Changes: The code has been reorganized into modules. Some iteration constructs have been converted to Python iterators and generators. All text processing internally is now handled as Unicode. Analyzers are back as generators of tokens. The changes to the code to make it more Pythonic appear to have resulted in trading time for space: preliminary tests indicate about a 5% speedup on one dataset in exchange for a 20% increase in memory usage.


Changes: This version fixes a bug related to another bug fixed previously.

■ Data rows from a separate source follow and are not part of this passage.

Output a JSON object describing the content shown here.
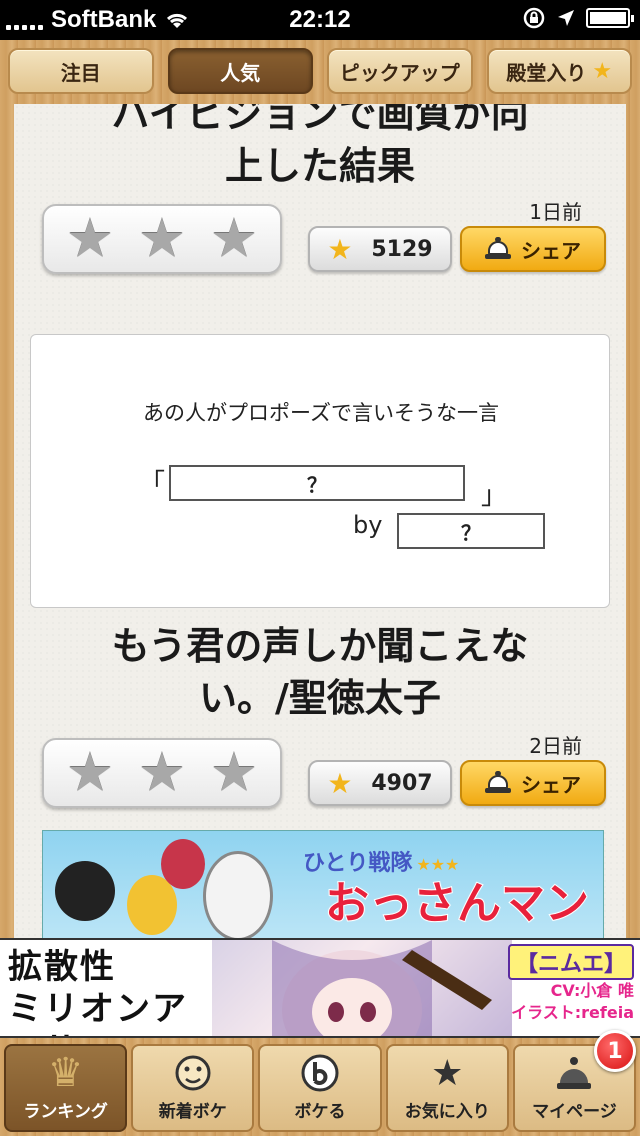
{
  "status_bar": {
    "carrier": "SoftBank",
    "time": "22:12",
    "icons": [
      "wifi-icon",
      "rotation-lock-icon",
      "location-icon",
      "battery-icon"
    ]
  },
  "top_tabs": [
    {
      "label": "注目",
      "active": false
    },
    {
      "label": "人気",
      "active": true
    },
    {
      "label": "ピックアップ",
      "active": false
    },
    {
      "label": "殿堂入り",
      "active": false,
      "icon": "star-icon"
    }
  ],
  "posts": [
    {
      "title_line1": "ハイビジョンで画質が向",
      "title_line2": "上した結果",
      "date": "1日前",
      "stars": 3,
      "count": "5129",
      "share_label": "シェア"
    },
    {
      "title_line1": "もう君の声しか聞こえな",
      "title_line2": "い。/聖徳太子",
      "date": "2日前",
      "stars": 3,
      "count": "4907",
      "share_label": "シェア"
    }
  ],
  "boke_image": {
    "prompt": "あの人がプロポーズで言いそうな一言",
    "open_bracket": "「",
    "close_bracket": "」",
    "answer_placeholder": "？",
    "by_label": "by",
    "by_placeholder": "？"
  },
  "ad_illustration": {
    "subtitle": "ひとり戦隊",
    "subtitle_stars": "★★★",
    "title": "おっさんマン"
  },
  "banner_ad": {
    "title_line1": "拡散性",
    "title_line2": "ミリオンアーサー",
    "tag": "【ニムエ】",
    "cv": "CV:小倉 唯",
    "illust": "イラスト:refeia"
  },
  "bottom_tabs": [
    {
      "label": "ランキング",
      "icon": "crown-icon",
      "active": true
    },
    {
      "label": "新着ボケ",
      "icon": "face-icon",
      "active": false
    },
    {
      "label": "ボケる",
      "icon": "bokete-logo-icon",
      "active": false
    },
    {
      "label": "お気に入り",
      "icon": "star-icon",
      "active": false
    },
    {
      "label": "マイページ",
      "icon": "bell-icon",
      "active": false,
      "badge": "1"
    }
  ],
  "colors": {
    "wood": "#c99a5e",
    "share_button": "#f1aa12",
    "star_gold": "#f2b51c",
    "badge_red": "#d81010"
  }
}
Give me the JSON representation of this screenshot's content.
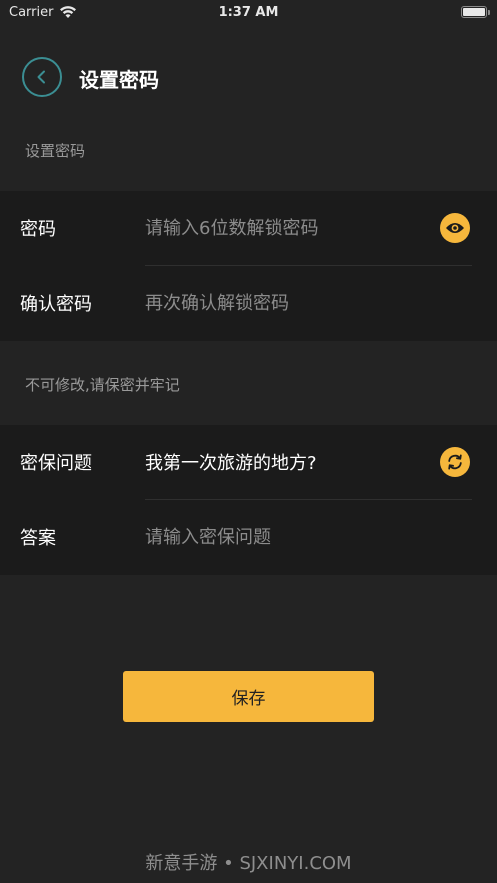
{
  "status_bar": {
    "carrier": "Carrier",
    "time": "1:37 AM"
  },
  "nav": {
    "title": "设置密码",
    "back_icon": "chevron-left-icon"
  },
  "section1": {
    "label": "设置密码",
    "rows": [
      {
        "label": "密码",
        "placeholder": "请输入6位数解锁密码",
        "action_icon": "eye-icon"
      },
      {
        "label": "确认密码",
        "placeholder": "再次确认解锁密码"
      }
    ]
  },
  "section2": {
    "label": "不可修改,请保密并牢记",
    "rows": [
      {
        "label": "密保问题",
        "value": "我第一次旅游的地方?",
        "action_icon": "refresh-icon"
      },
      {
        "label": "答案",
        "placeholder": "请输入密保问题"
      }
    ]
  },
  "save_button": {
    "label": "保存"
  },
  "watermark": "新意手游 • SJXINYI.COM",
  "colors": {
    "accent": "#f6b73c",
    "background": "#232323",
    "row_background": "#1b1b1b",
    "back_ring": "#3b8e93"
  }
}
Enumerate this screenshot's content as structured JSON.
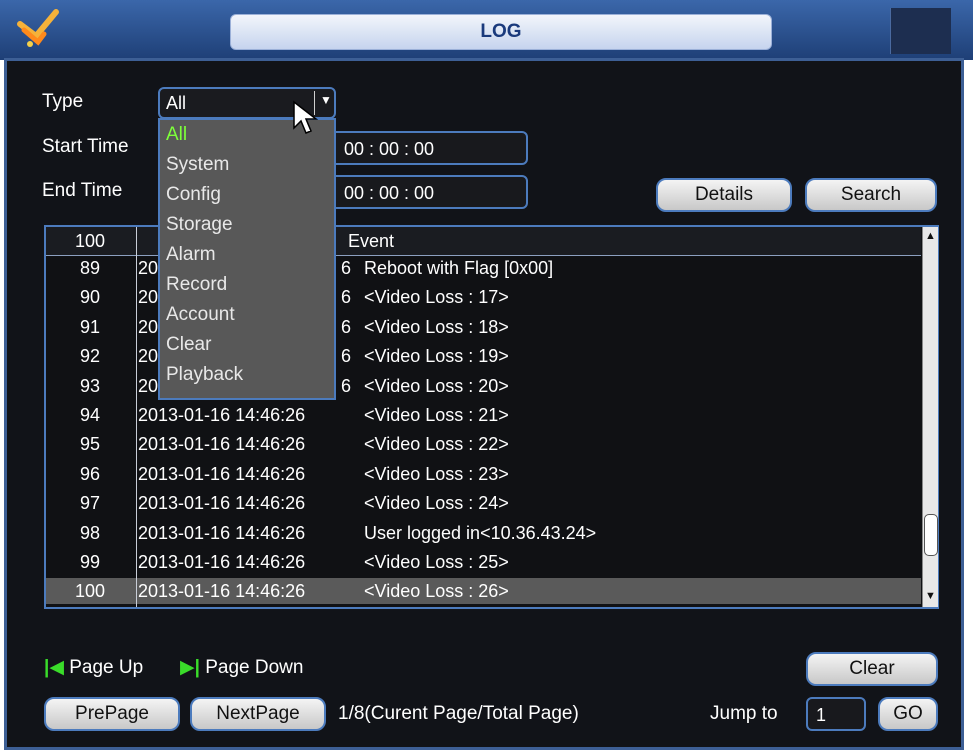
{
  "window": {
    "title": "LOG"
  },
  "filters": {
    "type_label": "Type",
    "type_value": "All",
    "start_label": "Start Time",
    "start_time": "00 :  00 :  00",
    "end_label": "End Time",
    "end_time": "00 :  00 :  00"
  },
  "buttons": {
    "details": "Details",
    "search": "Search",
    "clear": "Clear",
    "prev": "PrePage",
    "next": "NextPage",
    "go": "GO"
  },
  "dropdown_options": [
    "All",
    "System",
    "Config",
    "Storage",
    "Alarm",
    "Record",
    "Account",
    "Clear",
    "Playback"
  ],
  "table": {
    "headers": {
      "no": "100",
      "event": "Event"
    },
    "rows": [
      {
        "no": "89",
        "time": "20",
        "time_tail": "6",
        "event": "Reboot with Flag [0x00]"
      },
      {
        "no": "90",
        "time": "20",
        "time_tail": "6",
        "event": "<Video Loss : 17>"
      },
      {
        "no": "91",
        "time": "20",
        "time_tail": "6",
        "event": "<Video Loss : 18>"
      },
      {
        "no": "92",
        "time": "20",
        "time_tail": "6",
        "event": "<Video Loss : 19>"
      },
      {
        "no": "93",
        "time": "20",
        "time_tail": "6",
        "event": "<Video Loss : 20>"
      },
      {
        "no": "94",
        "time": "2013-01-16 14:46:26",
        "event": "<Video Loss : 21>"
      },
      {
        "no": "95",
        "time": "2013-01-16 14:46:26",
        "event": "<Video Loss : 22>"
      },
      {
        "no": "96",
        "time": "2013-01-16 14:46:26",
        "event": "<Video Loss : 23>"
      },
      {
        "no": "97",
        "time": "2013-01-16 14:46:26",
        "event": "<Video Loss : 24>"
      },
      {
        "no": "98",
        "time": "2013-01-16 14:46:26",
        "event": "User logged in<10.36.43.24>"
      },
      {
        "no": "99",
        "time": "2013-01-16 14:46:26",
        "event": "<Video Loss : 25>"
      },
      {
        "no": "100",
        "time": "2013-01-16 14:46:26",
        "event": "<Video Loss : 26>"
      }
    ]
  },
  "paging": {
    "page_up": "Page Up",
    "page_down": "Page Down",
    "status": "1/8(Curent Page/Total Page)",
    "jump_label": "Jump to",
    "jump_value": "1"
  },
  "colors": {
    "accent": "#4c7bbd",
    "active_option": "#7dff3a",
    "page_icon": "#3adc2a"
  }
}
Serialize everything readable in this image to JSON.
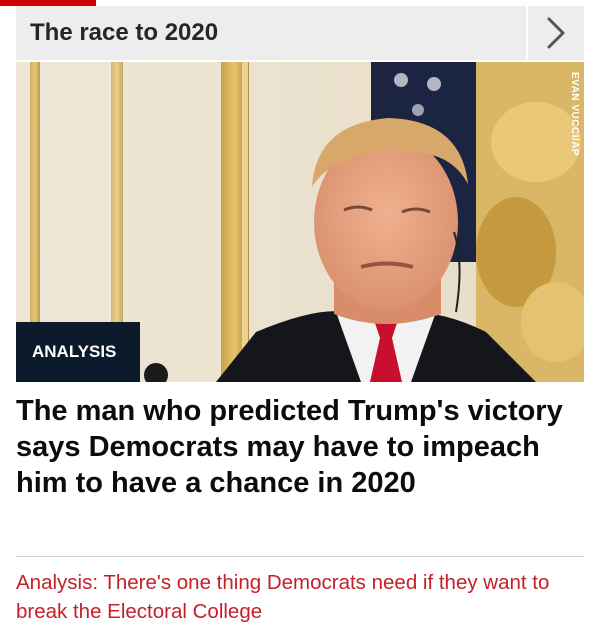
{
  "section": {
    "title": "The race to 2020",
    "next_icon": "chevron-right-icon"
  },
  "hero": {
    "photo_credit": "EVAN VUCCI/AP",
    "badge": "ANALYSIS"
  },
  "article": {
    "headline": "The man who predicted Trump's victory says Democrats may have to impeach him to have a chance in 2020",
    "related_link": "Analysis: There's one thing Democrats need if they want to break the Electoral College"
  },
  "colors": {
    "accent_red": "#cc0000",
    "link_red": "#c4202a",
    "badge_navy": "#0c1a2b",
    "header_gray": "#ededed"
  }
}
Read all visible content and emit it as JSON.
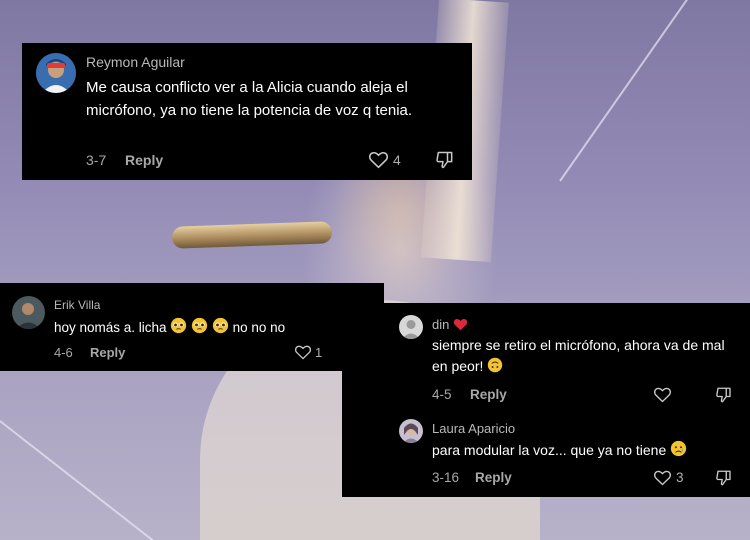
{
  "comments": [
    {
      "user": "Reymon Aguilar",
      "text": "Me causa conflicto ver a la Alicia cuando aleja el micrófono, ya no tiene la potencia de voz q tenia.",
      "date": "3-7",
      "reply": "Reply",
      "likes": "4"
    },
    {
      "user": "Erik Villa",
      "text": "hoy nomás a. licha",
      "text_suffix": " no no no",
      "date": "4-6",
      "reply": "Reply",
      "likes": "1"
    },
    {
      "user": "din",
      "text": "siempre se retiro el micrófono, ahora va de mal en peor!",
      "date": "4-5",
      "reply": "Reply",
      "likes": ""
    },
    {
      "user": "Laura Aparicio",
      "text": "para modular la voz... que ya no tiene",
      "date": "3-16",
      "reply": "Reply",
      "likes": "3"
    }
  ],
  "colors": {
    "card_bg": "#000000",
    "username": "#b9b9b9",
    "meta": "#a8a8a8",
    "heart_red": "#e0263a",
    "emoji_yellow": "#f4c430"
  },
  "icons": [
    "heart-outline-icon",
    "dislike-icon",
    "pleading-face-emoji",
    "upside-down-face-emoji",
    "sad-face-emoji",
    "red-heart-emoji"
  ]
}
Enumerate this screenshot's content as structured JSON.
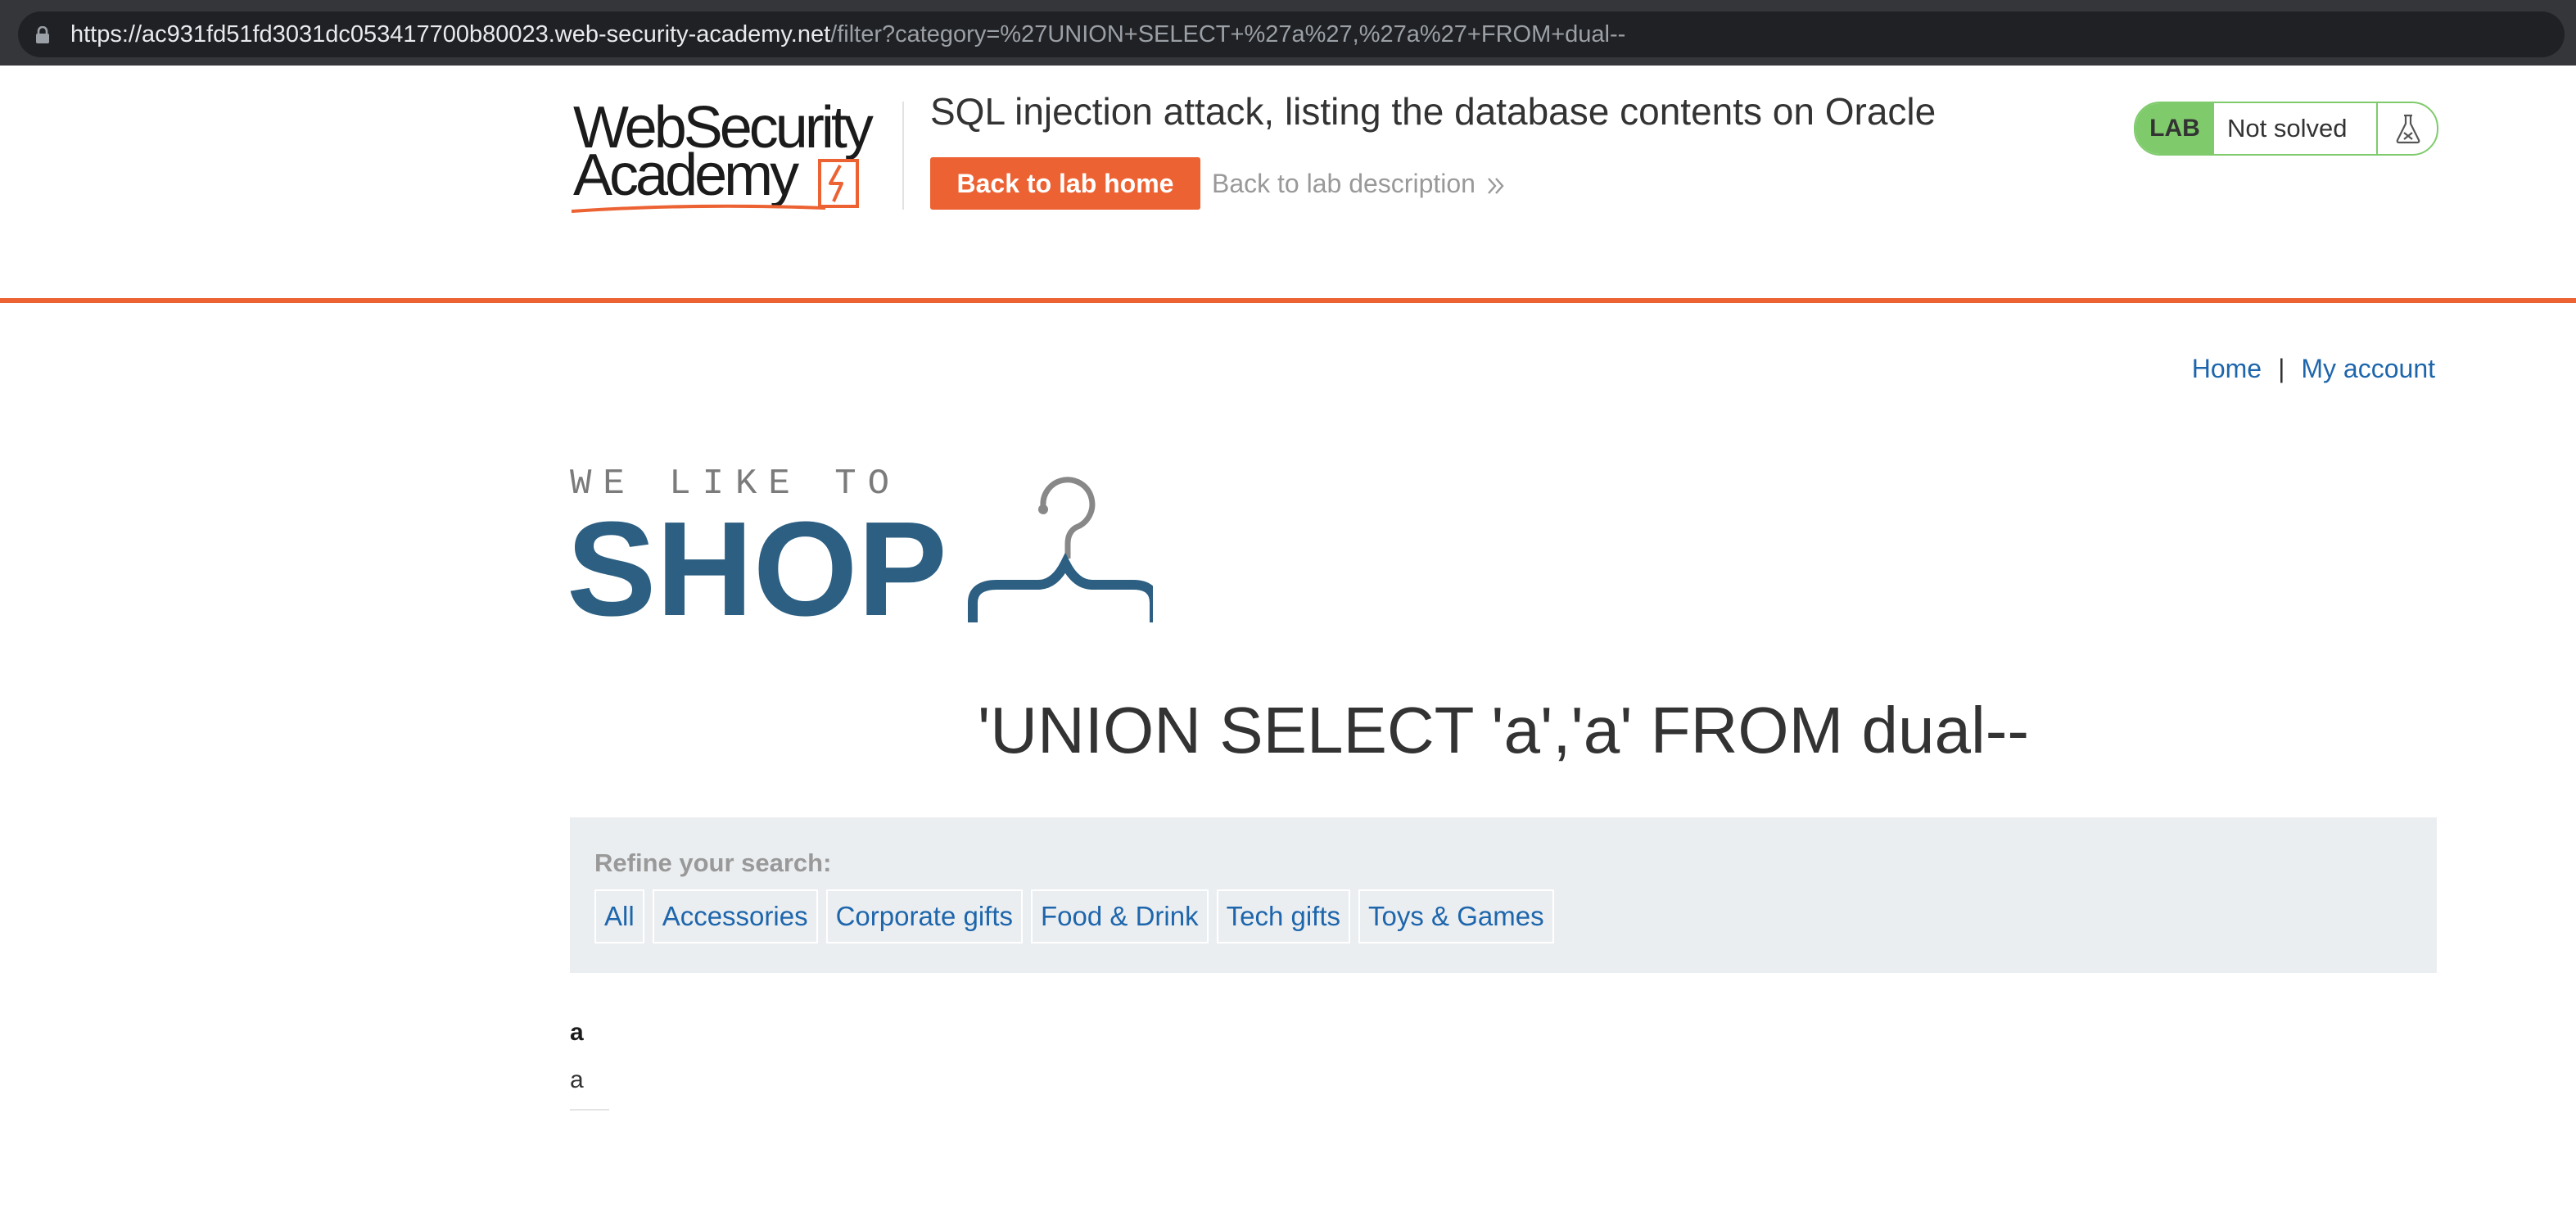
{
  "browser": {
    "url_host": "https://ac931fd51fd3031dc053417700b80023.web-security-academy.net",
    "url_rest": "/filter?category=%27UNION+SELECT+%27a%27,%27a%27+FROM+dual--"
  },
  "lab_header": {
    "logo": {
      "line1": "WebSecurity",
      "line2": "Academy"
    },
    "title": "SQL injection attack, listing the database contents on Oracle",
    "back_home_label": "Back to lab home",
    "back_description_label": "Back to lab description",
    "status_tag": "LAB",
    "status_text": "Not solved"
  },
  "nav": {
    "home_label": "Home",
    "separator": "|",
    "account_label": "My account"
  },
  "shop_logo": {
    "tagline": "WE LIKE TO",
    "word": "SHOP"
  },
  "search": {
    "heading": "'UNION SELECT 'a','a' FROM dual--"
  },
  "filter": {
    "label": "Refine your search:",
    "categories": [
      "All",
      "Accessories",
      "Corporate gifts",
      "Food & Drink",
      "Tech gifts",
      "Toys & Games"
    ]
  },
  "results": {
    "header": "a",
    "cell": "a"
  },
  "colors": {
    "accent": "#ec6233",
    "lab_green": "#7fcb6c",
    "link_blue": "#1e66ac",
    "shop_blue": "#2c5f82",
    "filter_bg": "#ebeef1"
  }
}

Changes: The main reason for this release is to clean up a minor bug in the indexer.Index wrapper. The default mergeFactor has been changed from 9 to 20 for better performance. The example in simple.py uses a keyword for filename instead of a tokenized and stored Text field. SegmentInfos and FieldInfos have been tidied up to be more Pythonic. close() is called on the open searcher in indexer.Index.setupIndexer.


Changes: This version fixes a Windows-only bug in IndexWriter, and adds setMergeFactor to the Index to allow for tuning.


Changes: Some minor changes were made for Python 2.3, although a couple of warnings about bit operations remain. This release breaks some code: field.Keyword() must now be used instead of field.Field.Keyword(). If you are using the Indexer wrapper, searches are now more accurate because the query is tokenized first.